Saturday, 7 April 2012

CD Reviews (The Straits Times, April 2012)

Singapore Chinese Orchestra / Tsung Yeh

What exactly is Nanyang music? That question was posed to composers around the world when the Singapore Chinese Orchestra organised its first International Composition Competition for Chinese orchestral music in 2006. This double-CD album highlighting six winning compositions goes some way in answering that. The Chinese diaspora to the “South Seas” (hence the description Nanyang) is an integral part of the cross-pollination between Chinese and indigenous musical cultures. The use of specific scales for typically Southeast Asian melodies and percussive rhythms, dressed in colours and textures of Chinese instruments define most of these compositions, whether they be in the form of a song and dance or the more ambitious symphonic poem.

The results are illuminating. Young local Wang Chenwei’s The Sisters’ Islands crafts a strong Indonesian feel based on ancient Temasekian legends, contrasted with a more international sound in Singapore’s resident Welshman Eric Watson’s Tapestries: Time Dances. Simon Kong from Sabah muses on three tropical fruits in Izpirazione II, using Borneo aboriginal rhythms to describe the tarap (related to the jackfruit) while his fellow Malaysian Yii Kah Hoe’s Buka Panggung is a rowdy evocation of wayang kulit. Veteran Chinese composer Law Wai Lun’s Admiral Of The Seven Seas is literally the musical Zhenghe (Cheng Ho), convincingly planting Chinese roots into Indo-Malayan soil. Young Hongkonger Tang Lok Yin’s Volcanicity, a restless portrayal of the Gunung Merapi eruption, completes the varied set. The SCO led by Tsung Yeh gives highly spirited and persuasive accounts, a massive boost in developing this niche but emerging genre.

Swedish Chamber Orchestra / Tang Muhai
BIS SACD-1843 / ****1/2

Music for the cello translates rather easily for the viola. Both stringed instruments produce that throaty, long-breathed quality that sounds perfect for those melodies that just linger on. Schubert’s Sonata in A minor (D.821) was originally written for the arpeggione, the instrument of antiquity that was once called a “bowed guitar”. However cellists have been happy to lay claim to the Arpeggione Sonata for ages, wallowing in its lyrical sunshine and Lieder-like qualities. Thanks to Dobrinka Tabakova’s arrangement for string orchestra, violists can now do the same.

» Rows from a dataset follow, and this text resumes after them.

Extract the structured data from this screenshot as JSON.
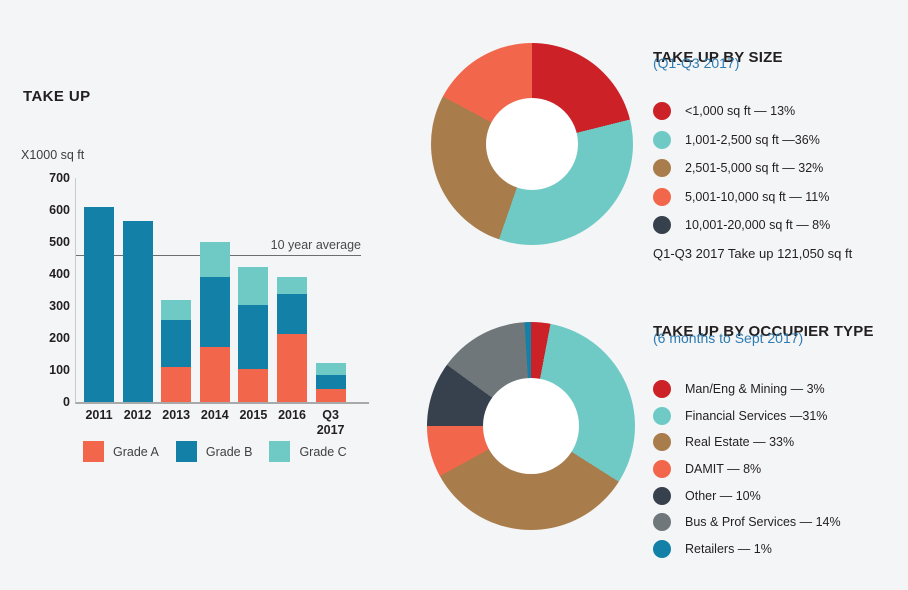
{
  "colors": {
    "background": "#f4f5f7",
    "red": "#cb2127",
    "teal": "#6fcac6",
    "brown": "#a97d4b",
    "orange": "#f2664b",
    "navy": "#36414d",
    "gray": "#70777b",
    "blue": "#1380a7",
    "subtitle_blue": "#2e7cb3",
    "text_dark": "#231f20",
    "axis_line": "#c9cacb",
    "baseline": "#a7a9ab",
    "avg_line": "#6d6e70",
    "donut_hole": "#ffffff"
  },
  "chart_data": [
    {
      "id": "takeup_bars",
      "type": "bar",
      "stacked": true,
      "title": "TAKE UP",
      "ylabel": "X1000 sq ft",
      "ylim": [
        0,
        700
      ],
      "y_ticks": [
        700,
        600,
        500,
        400,
        300,
        200,
        100,
        0
      ],
      "grid": false,
      "legend_position": "bottom",
      "categories": [
        "2011",
        "2012",
        "2013",
        "2014",
        "2015",
        "2016",
        "Q3 2017"
      ],
      "series": [
        {
          "name": "Grade A",
          "color_key": "orange",
          "values": [
            0,
            0,
            110,
            172,
            104,
            213,
            42
          ]
        },
        {
          "name": "Grade B",
          "color_key": "blue",
          "values": [
            610,
            565,
            147,
            218,
            200,
            124,
            41
          ]
        },
        {
          "name": "Grade C",
          "color_key": "teal",
          "values": [
            0,
            0,
            63,
            110,
            118,
            53,
            39
          ]
        }
      ],
      "reference_line": {
        "label": "10 year average",
        "value": 460
      }
    },
    {
      "id": "size_donut",
      "type": "pie",
      "title": "TAKE UP BY SIZE",
      "subtitle": "(Q1-Q3 2017)",
      "summary": "Q1-Q3 2017 Take up 121,050 sq ft",
      "slices": [
        {
          "label": "<1,000 sq ft — 13%",
          "value": 13,
          "color_key": "red",
          "display_pct": 21.1
        },
        {
          "label": "1,001-2,500 sq ft —36%",
          "value": 36,
          "color_key": "teal",
          "display_pct": 34.2
        },
        {
          "label": "2,501-5,000 sq ft — 32%",
          "value": 32,
          "color_key": "brown",
          "display_pct": 27.5
        },
        {
          "label": "5,001-10,000 sq ft — 11%",
          "value": 11,
          "color_key": "orange",
          "display_pct": 17.2
        },
        {
          "label": "10,001-20,000 sq ft — 8%",
          "value": 8,
          "color_key": "navy",
          "display_pct": 0
        }
      ]
    },
    {
      "id": "occupier_donut",
      "type": "pie",
      "title": "TAKE UP BY OCCUPIER TYPE",
      "subtitle": "(6 months to Sept 2017)",
      "slices": [
        {
          "label": "Man/Eng & Mining — 3%",
          "value": 3,
          "color_key": "red",
          "display_pct": 3
        },
        {
          "label": "Financial Services —31%",
          "value": 31,
          "color_key": "teal",
          "display_pct": 31
        },
        {
          "label": "Real Estate — 33%",
          "value": 33,
          "color_key": "brown",
          "display_pct": 33
        },
        {
          "label": "DAMIT — 8%",
          "value": 8,
          "color_key": "orange",
          "display_pct": 8
        },
        {
          "label": "Other — 10%",
          "value": 10,
          "color_key": "navy",
          "display_pct": 10
        },
        {
          "label": "Bus & Prof Services — 14%",
          "value": 14,
          "color_key": "gray",
          "display_pct": 14
        },
        {
          "label": "Retailers — 1%",
          "value": 1,
          "color_key": "blue",
          "display_pct": 1
        }
      ]
    }
  ]
}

Tchaikovsky’s only cello concerto, Variations On A Rococo Theme, is similarly amenable for this treatment. In his own adaptation, Russian violist Maxim Rysanov coaxes a luscious tone throughout, and has the agility to surmount the most athletic and tricky of the variations. The cello is all but forgotten here. The makeweight is 9 minutes of Max Bruch’s Romance in F major, the only original viola work of the album. From the German composer better known for his violin concertos, this is a very pleasant diversion. Despite the high quality of music-making, playing time of just 52 minutes these days seems unacceptably low.